Treasury would have the final word on whether a loan to the Consolidated Cooperative for the purchase of the Verso Paper Mill, as introduced under AB 367, would be considered an eligible use of the funds. If such a loan were determined to be an ineligible use of the funds, Wisconsin would be required to repay to Treasury the amount expended on the ineligible use.

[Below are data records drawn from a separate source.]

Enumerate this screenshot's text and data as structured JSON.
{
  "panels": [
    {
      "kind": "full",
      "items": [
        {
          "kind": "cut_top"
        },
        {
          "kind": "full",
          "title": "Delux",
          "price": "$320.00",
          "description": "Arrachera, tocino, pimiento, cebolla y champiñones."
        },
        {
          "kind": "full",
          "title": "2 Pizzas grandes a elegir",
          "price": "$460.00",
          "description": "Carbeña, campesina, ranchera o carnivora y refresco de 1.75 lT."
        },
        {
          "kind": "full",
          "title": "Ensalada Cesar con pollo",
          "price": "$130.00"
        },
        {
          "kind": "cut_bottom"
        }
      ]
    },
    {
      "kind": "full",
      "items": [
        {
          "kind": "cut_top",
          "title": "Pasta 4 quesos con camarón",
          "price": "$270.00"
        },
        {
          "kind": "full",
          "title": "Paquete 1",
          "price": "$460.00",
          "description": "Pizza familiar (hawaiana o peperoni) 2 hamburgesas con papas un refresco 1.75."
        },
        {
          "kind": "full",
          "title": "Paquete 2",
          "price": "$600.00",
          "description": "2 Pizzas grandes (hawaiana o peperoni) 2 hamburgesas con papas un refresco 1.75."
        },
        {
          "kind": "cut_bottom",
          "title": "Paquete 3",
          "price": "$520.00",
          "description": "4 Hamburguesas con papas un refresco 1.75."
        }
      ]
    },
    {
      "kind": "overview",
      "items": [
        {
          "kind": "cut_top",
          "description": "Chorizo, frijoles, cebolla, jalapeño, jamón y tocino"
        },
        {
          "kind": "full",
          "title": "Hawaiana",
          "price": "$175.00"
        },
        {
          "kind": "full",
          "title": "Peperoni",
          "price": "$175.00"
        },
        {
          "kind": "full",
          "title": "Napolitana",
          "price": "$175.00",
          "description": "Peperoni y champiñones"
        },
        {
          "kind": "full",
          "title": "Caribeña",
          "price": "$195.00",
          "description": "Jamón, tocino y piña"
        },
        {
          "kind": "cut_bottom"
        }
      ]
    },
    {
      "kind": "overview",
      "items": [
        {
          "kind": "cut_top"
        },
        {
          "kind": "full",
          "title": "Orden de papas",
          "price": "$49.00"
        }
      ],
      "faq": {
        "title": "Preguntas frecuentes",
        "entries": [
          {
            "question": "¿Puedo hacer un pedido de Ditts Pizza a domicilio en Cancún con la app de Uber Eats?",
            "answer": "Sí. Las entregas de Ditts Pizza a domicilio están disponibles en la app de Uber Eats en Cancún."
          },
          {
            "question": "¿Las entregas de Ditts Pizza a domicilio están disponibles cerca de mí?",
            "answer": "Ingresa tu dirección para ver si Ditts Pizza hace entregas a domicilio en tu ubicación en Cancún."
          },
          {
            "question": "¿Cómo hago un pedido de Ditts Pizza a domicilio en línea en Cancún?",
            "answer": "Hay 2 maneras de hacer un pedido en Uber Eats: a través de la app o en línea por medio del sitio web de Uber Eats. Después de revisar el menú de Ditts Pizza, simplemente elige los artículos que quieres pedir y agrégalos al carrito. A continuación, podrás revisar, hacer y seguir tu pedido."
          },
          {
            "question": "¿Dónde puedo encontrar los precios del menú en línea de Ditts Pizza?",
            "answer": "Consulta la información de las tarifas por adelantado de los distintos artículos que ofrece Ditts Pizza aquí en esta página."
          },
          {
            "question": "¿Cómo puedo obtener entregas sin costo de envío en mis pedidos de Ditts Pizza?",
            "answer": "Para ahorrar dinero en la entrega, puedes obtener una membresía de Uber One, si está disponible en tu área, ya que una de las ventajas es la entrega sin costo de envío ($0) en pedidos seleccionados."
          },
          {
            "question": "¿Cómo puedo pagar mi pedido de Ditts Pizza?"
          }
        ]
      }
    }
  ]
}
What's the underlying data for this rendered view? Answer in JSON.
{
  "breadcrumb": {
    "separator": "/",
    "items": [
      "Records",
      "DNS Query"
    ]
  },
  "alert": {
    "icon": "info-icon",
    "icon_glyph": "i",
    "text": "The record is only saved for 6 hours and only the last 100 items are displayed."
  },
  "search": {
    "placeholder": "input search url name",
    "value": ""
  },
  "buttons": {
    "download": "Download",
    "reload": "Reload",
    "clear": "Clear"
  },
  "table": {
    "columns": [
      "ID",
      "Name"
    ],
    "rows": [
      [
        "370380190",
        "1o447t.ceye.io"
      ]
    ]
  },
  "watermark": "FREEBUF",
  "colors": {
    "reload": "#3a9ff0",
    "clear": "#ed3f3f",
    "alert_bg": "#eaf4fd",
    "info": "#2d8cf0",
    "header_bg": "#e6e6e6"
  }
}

It should also be noted that a loan or a grant to a third party, such as the Consolidated Cooperative, to purchase another company's distressed assets is not directly discussed in the rule or guidance. For this reason, it is unclear whether the proposed loan would be an allowable use of SFRF funding. Under AB 367 as introduced, WEDC would effectively be in charge of determining whether a loan could be made in accordance with federal law. AB 367 could be further amended to specifically require WEDC to make a determination whether the loan is a permissible use of funding under federal law. Further, the bill could be amended to require WEDC to account for the assets purchased with the loan and to require Consolidated Cooperative to pledge those assets as collateral in order to reduce the risk to the state of repaying SFRF funds.
Assuming that a loan to the Consolidated Cooperative were a qualifying use of SFRF monies, the timing given to the state to expend SFRF under federal law may complicate matters. Funds received from the SFRF must be expended or obligated by December 31, 2024. Thus, amounts repaid to the state would be available to be re-spent until that date. Likewise, payments received after that date could not be expended during the covered period and thus would need to be repaid. Therefore, to the extent the terms of the loan issued under AB 367 would call for the recipient organization to repay the loan after 2024, the Treasury guidance would likely consider the outstanding principal due and owing to be unexpended for purposes of repayment. Because the state would recover such payments only after 2024, it may be the case that the state would be responsible for repaying all unexpended amounts back to Treasury at that time.